Market Adoption and the Evolving Role of Ad Agencies

Industry adoption is accelerating. According to IAB's 2026 Outlook Study, two-thirds of marketers are currently focused on agentic AI for ad buying and campaign execution as a priority. However, this shift is also reshaping agency roles. Industry reports suggest a potential contraction in certain agency jobs due to automation, with operational tasks decreasing while strategic and governance-focused positions grow. Publishers are also adopting the technology, with Digiday reporting on seller-side agents that dynamically adjust pricing. These publishers often prefer bilateral pilots where their agents interact directly with agency agents, keeping a human on standby to resolve disputes. As the technology matures, the focus remains on orchestrating multiple agents within a controlled environment, not on allowing any single model to operate without strict guardrails.


What is agentic media buying and why are FreeWheel + PubMatic pilots considered a milestone?

Agentic media buying uses autonomous AI agents that plan, negotiate, and execute buys almost without human clicks.
The NBCUniversal + FreeWheel NFL deal represented the first agentic AI cross-platform premium video buy executed autonomously in real-time; a human still signed off before flighting.
PubMatic + Butler/Till followed with a CTV flight for Clubtails that significantly cut setup time and sped issue resolution, proving speed gains are real, not slide-ware.

How do human-in-the-loop safeguards actually work inside these pilots?

Humans set the initial brief, budget caps, and brand-safety list; agents then scan inventory, negotiate CPMs, and pace spend.
If a CTV spot suddenly fails viewability or price jumps, the agent pauses and waits for one-click approval before re-starting.
Current pilots run with human supervision; agency leads retain kill-switch rights and daily dashboards.

What concrete efficiencies are pilots reporting versus traditional programmatic?

Significant reduction in campaign set-up time (PubMatic/Anthropic).
Substantially faster ticket resolution when creative or bid issues appear.
Cross-channel agents tested by NBCU + Newton Research placed linear + streaming spots rapidly, a task that usually takes planners hours of back-and-forth emails.

Where do transparency worries show up when agents negotiate with other agents?

Agents share log-level data only after the buy, so buyers can't see why a certain CPM or placement was chosen in real time.
Publisher agents may re-price inventory mid-flight without exposing the algorithmic trigger, making post-campaign audits harder.
These gaps fuel agency calls for "governance APIs" that pipe explanation notes into existing BI tools.
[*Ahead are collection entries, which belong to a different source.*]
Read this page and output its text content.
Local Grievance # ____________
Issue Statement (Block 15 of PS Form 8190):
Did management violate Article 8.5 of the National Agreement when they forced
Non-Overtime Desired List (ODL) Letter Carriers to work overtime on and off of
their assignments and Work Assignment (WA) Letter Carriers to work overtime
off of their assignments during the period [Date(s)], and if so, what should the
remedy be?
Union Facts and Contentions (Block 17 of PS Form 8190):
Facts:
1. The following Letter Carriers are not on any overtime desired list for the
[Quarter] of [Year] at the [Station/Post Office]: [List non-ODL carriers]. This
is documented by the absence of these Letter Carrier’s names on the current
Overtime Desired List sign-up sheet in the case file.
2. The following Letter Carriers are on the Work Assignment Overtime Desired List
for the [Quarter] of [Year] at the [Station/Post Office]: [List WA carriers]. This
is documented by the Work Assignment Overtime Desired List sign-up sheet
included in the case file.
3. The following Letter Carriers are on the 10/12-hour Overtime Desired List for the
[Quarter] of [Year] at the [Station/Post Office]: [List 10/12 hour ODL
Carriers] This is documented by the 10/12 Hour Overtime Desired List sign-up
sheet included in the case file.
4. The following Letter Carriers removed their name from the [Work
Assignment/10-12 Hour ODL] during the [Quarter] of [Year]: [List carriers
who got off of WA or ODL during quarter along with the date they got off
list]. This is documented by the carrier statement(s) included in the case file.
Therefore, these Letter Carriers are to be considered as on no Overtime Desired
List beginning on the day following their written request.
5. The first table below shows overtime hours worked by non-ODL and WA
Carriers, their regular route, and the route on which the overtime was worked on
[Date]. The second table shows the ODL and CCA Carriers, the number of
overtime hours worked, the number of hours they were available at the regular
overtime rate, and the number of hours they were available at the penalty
When will agentic buying shift from pilots to standard practice, and what must happen first?

A significant portion of U.S. ad buyers are increasing agentic focus, yet industry reports warn "widespread adoption remains years away."
Before scale, the industry still needs:
- Shared identity and disclosure standards (IAB's AI Transparency Framework is a start).
- EU AI Act compliance kits for high-risk real-time bidding.
- Contract clauses that spell out liability if an agent overspends or breaches brand-safety rules.